Tag Archives: Ok But I Spend A Lot Of Time Thinking About This

My Fringe Does Not Look Like Other People’s Fringes

Photo 12-02-2016, 1 13 08 pm (800x800)

middle-right taken this morning, for context

Because I went for a half-fringe first and my hair got confused

Because I have naturally fluffy hair (I will not dignify it with the classification ‘wavy’ or ‘curly’, because it is neither) and cutting fluff into shorter fluff above one’s face is not, objectively, a good idea

Because I wrestle it into submission using scalding-hot air every morning and people/fringes just can’t be kept in chains

Because I forgot to offer the correct blood sacrifice that first time at the hairdressers

Because walking in a light breeze makes it rise up and then up again, parting down the middle and floating proudly down the sides of my head like the waves parting before a noble ship at sea.

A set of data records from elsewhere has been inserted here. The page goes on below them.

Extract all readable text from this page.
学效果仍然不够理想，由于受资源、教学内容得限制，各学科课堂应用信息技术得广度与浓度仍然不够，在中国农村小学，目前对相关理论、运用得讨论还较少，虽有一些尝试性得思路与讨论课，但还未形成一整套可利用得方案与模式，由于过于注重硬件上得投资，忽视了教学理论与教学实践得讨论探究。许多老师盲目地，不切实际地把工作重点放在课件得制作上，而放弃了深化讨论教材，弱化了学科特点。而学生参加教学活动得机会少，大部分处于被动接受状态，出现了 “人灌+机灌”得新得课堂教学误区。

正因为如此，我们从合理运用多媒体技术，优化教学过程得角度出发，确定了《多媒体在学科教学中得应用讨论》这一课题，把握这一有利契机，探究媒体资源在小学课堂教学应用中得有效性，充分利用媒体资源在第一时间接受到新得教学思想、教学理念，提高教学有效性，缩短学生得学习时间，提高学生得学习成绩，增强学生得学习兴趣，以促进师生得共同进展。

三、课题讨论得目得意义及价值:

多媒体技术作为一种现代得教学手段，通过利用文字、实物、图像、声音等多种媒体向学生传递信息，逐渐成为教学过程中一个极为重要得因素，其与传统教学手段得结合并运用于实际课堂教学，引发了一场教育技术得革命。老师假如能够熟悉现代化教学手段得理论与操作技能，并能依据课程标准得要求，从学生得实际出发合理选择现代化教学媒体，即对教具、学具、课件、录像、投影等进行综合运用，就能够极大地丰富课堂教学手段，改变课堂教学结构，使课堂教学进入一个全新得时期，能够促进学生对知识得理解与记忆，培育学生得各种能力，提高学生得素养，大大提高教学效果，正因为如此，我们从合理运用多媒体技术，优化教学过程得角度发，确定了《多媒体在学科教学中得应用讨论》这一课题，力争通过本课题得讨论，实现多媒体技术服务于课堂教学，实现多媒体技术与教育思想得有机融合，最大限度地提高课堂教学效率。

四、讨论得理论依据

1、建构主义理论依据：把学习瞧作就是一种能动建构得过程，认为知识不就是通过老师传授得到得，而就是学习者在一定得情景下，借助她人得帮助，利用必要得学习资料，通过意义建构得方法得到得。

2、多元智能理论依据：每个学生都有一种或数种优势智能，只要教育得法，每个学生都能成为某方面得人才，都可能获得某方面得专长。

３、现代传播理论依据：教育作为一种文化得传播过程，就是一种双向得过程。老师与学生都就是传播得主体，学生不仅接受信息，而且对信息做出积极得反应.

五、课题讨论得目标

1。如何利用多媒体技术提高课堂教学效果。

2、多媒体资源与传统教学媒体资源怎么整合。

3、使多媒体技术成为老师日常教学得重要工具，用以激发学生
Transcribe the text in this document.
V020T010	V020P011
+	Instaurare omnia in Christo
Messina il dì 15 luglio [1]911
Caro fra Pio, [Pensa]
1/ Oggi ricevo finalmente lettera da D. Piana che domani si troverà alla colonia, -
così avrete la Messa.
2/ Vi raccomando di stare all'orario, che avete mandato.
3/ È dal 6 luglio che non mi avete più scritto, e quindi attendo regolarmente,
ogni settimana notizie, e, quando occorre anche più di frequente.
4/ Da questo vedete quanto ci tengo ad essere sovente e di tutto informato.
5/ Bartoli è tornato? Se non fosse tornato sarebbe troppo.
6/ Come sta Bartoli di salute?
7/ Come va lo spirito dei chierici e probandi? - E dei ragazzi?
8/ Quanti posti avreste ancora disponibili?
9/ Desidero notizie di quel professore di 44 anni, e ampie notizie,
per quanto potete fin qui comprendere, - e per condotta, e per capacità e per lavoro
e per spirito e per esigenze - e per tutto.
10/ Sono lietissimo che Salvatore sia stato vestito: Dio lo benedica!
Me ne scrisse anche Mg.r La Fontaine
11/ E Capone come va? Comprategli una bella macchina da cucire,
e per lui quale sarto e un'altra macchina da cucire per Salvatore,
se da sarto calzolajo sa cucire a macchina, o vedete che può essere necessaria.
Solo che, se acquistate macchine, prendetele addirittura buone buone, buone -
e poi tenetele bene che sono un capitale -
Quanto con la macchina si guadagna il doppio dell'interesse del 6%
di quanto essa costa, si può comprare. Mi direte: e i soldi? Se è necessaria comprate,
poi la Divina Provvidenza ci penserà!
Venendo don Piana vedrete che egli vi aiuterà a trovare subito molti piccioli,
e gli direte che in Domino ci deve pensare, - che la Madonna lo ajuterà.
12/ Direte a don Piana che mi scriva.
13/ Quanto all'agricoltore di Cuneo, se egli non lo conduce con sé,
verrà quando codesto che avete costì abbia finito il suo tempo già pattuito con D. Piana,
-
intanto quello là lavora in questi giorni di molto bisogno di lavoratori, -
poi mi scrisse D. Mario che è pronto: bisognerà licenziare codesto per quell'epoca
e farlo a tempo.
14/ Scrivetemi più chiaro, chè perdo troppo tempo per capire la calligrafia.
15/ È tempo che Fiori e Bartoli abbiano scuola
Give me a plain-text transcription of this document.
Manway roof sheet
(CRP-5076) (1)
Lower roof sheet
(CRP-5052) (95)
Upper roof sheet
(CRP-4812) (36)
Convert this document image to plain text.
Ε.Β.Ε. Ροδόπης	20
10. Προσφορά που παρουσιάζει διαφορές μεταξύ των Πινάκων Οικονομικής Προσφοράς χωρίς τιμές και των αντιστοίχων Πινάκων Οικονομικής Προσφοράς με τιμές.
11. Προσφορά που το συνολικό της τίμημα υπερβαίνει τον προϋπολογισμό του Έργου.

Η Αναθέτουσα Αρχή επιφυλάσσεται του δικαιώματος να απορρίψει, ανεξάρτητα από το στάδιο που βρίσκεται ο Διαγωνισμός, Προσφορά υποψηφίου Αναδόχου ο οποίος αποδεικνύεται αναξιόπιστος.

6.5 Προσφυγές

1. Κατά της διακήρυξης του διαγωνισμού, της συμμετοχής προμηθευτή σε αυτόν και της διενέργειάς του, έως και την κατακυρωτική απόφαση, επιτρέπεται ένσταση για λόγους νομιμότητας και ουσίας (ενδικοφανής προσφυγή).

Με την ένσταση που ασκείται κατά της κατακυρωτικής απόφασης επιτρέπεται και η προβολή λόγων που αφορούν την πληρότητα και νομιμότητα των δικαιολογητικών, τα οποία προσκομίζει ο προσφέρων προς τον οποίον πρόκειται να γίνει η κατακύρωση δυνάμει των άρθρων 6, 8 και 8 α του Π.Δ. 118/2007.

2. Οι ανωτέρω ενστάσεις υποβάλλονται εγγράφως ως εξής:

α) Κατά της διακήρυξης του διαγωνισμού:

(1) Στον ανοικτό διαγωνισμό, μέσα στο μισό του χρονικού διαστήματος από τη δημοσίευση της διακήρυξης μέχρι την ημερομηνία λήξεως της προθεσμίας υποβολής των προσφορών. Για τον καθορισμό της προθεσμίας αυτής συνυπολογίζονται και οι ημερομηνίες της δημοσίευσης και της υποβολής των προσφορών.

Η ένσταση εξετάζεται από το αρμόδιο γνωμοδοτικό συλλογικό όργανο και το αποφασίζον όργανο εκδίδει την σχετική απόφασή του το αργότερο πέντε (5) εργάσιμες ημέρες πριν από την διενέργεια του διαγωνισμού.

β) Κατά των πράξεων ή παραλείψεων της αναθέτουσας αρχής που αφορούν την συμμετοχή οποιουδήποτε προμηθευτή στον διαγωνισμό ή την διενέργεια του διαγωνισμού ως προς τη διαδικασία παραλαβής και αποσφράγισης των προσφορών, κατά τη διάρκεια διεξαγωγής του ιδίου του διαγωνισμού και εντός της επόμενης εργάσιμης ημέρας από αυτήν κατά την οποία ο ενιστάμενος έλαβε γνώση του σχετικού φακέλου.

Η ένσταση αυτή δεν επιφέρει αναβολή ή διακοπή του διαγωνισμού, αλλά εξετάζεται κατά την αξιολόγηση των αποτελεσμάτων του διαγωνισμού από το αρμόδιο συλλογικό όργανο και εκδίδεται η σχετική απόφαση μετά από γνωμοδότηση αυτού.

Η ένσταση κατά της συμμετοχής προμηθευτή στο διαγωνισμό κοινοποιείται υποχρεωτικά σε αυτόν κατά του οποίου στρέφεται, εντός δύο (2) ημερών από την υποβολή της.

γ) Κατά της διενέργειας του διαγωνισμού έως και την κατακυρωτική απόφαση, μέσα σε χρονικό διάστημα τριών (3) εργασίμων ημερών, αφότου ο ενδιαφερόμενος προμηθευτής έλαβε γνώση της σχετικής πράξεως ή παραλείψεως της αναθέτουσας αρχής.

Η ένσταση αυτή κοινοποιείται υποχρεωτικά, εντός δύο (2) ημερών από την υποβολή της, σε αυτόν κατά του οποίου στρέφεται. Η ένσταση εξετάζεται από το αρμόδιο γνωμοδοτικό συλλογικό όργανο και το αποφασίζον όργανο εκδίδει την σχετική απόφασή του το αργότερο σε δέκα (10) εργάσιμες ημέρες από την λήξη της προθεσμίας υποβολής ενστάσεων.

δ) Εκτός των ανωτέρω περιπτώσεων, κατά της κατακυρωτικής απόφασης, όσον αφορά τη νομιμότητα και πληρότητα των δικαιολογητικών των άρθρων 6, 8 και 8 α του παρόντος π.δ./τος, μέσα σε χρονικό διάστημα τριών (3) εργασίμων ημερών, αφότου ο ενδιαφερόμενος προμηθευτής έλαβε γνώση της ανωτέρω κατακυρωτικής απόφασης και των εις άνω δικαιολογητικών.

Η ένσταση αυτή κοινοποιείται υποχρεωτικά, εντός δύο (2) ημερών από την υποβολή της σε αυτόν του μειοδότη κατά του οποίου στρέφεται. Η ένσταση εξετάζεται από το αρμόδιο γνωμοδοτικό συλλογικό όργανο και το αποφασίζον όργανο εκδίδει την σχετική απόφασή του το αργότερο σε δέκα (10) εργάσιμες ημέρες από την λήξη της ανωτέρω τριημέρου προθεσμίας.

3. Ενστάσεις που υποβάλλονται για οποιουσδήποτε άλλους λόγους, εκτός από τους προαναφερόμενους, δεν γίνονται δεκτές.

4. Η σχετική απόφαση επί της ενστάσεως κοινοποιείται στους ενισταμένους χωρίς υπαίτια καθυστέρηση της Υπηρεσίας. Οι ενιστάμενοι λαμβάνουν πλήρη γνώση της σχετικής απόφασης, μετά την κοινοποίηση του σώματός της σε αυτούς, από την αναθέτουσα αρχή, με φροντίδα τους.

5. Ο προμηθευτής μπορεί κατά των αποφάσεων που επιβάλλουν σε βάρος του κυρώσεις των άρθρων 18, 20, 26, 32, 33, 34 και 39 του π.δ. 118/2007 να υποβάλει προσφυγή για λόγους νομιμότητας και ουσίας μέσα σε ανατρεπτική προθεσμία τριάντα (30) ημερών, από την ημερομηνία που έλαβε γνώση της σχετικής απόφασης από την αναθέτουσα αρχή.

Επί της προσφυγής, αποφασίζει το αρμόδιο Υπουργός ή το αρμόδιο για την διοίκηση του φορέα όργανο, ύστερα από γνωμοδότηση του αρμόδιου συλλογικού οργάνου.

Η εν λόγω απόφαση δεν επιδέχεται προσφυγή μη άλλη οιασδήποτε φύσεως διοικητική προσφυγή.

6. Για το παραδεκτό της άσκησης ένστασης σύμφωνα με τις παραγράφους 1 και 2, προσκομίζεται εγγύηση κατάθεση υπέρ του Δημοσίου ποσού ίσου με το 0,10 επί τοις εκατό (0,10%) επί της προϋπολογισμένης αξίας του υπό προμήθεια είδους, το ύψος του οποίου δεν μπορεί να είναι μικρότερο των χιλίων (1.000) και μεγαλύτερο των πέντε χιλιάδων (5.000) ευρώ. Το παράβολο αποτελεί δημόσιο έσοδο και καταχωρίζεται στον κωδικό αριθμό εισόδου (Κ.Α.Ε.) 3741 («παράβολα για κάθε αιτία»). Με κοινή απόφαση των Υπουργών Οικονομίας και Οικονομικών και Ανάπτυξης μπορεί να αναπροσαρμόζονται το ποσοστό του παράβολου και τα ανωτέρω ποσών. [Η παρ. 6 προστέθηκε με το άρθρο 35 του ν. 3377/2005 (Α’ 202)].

And I spend a lot of time in, at minimum, light breezes

Because my eyebrows are so luxuriantly untamed they keep giving the fringe static shocks, so now they just avoid each other out of awkwardness

Because I refused to hand over my first-born to the witch who asked, so she wouldn’t teach me about fringe-lore

Because I wake up every morning looking like my forehead vomited in the night

Because I went on holiday just after having it done for the first time and it was absolutely perfect every day, and after this I displeased the gods on Mount Olympus

Because aliens

Because I have a cow-lick. At the front. Did I mention that?